En réalité, peu importe la réponse, car depuis 1999, le glyphosate a été réévalué à deux occasions : en 2002, par l’Union Européenne, et en 2009, par l’agence américaine pour la protection de l’environnement (EPA). Dans ce cadre, des études spécifiques sur le caractère cancérigène, mutagène ou toxique sur la reproduction sont tout naturellement exigées. Ces études ont été conçues selon des protocoles définis par les instances internationales d’évaluation précisément pour mettre en évidence les effets potentiellement mutagènes. Toutes les matières actives y sont soumises, y compris le glyphosate. Or, aucune étude validée scientifiquement n’a mis en évidence un quelconque effet mutagène de cet herbicide.
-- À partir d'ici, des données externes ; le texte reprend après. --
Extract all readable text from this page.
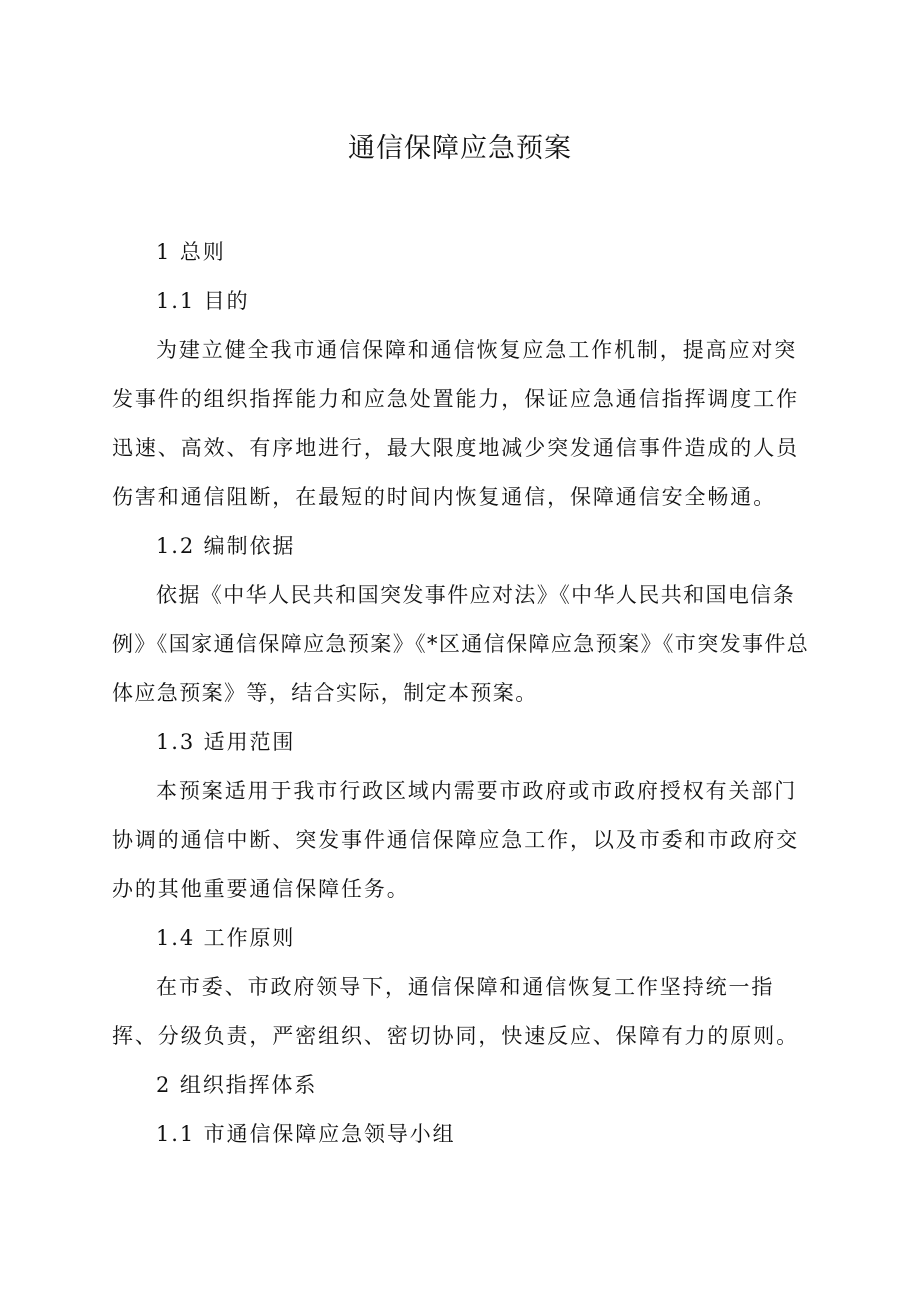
通信保障应急预案

1 总则

1.1 目的

为建立健全我市通信保障和通信恢复应急工作机制，提高应对突发事件的组织指挥能力和应急处置能力，保证应急通信指挥调度工作迅速、高效、有序地进行，最大限度地减少突发通信事件造成的人员伤害和通信阻断，在最短的时间内恢复通信，保障通信安全畅通。

1.2 编制依据

依据《中华人民共和国突发事件应对法》《中华人民共和国电信条例》《国家通信保障应急预案》《*区通信保障应急预案》《市突发事件总体应急预案》等，结合实际，制定本预案。

1.3 适用范围

本预案适用于我市行政区域内需要市政府或市政府授权有关部门协调的通信中断、突发事件通信保障应急工作，以及市委和市政府交办的其他重要通信保障任务。

1.4 工作原则

在市委、市政府领导下，通信保障和通信恢复工作坚持统一指挥、分级负责，严密组织、密切协同，快速反应、保障有力的原则。

2 组织指挥体系

1.1 市通信保障应急领导小组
Suggérer qu’une société, aussi puissante soit-elle, puisse dissimuler de tels effets, comme le laisse entendre Stéphane Foucart, représente une accusation très grave : à savoir un total dysfonctionnement non seulement de l’EPA et de l’Autorité européenne de sécurité des aliments (Efsa), mais également de l’ensemble des agences nationales des 28 États-membres que compte l’UE, dont la France.
Rien ne permet aujourd’hui d’accréditer une telle thèse.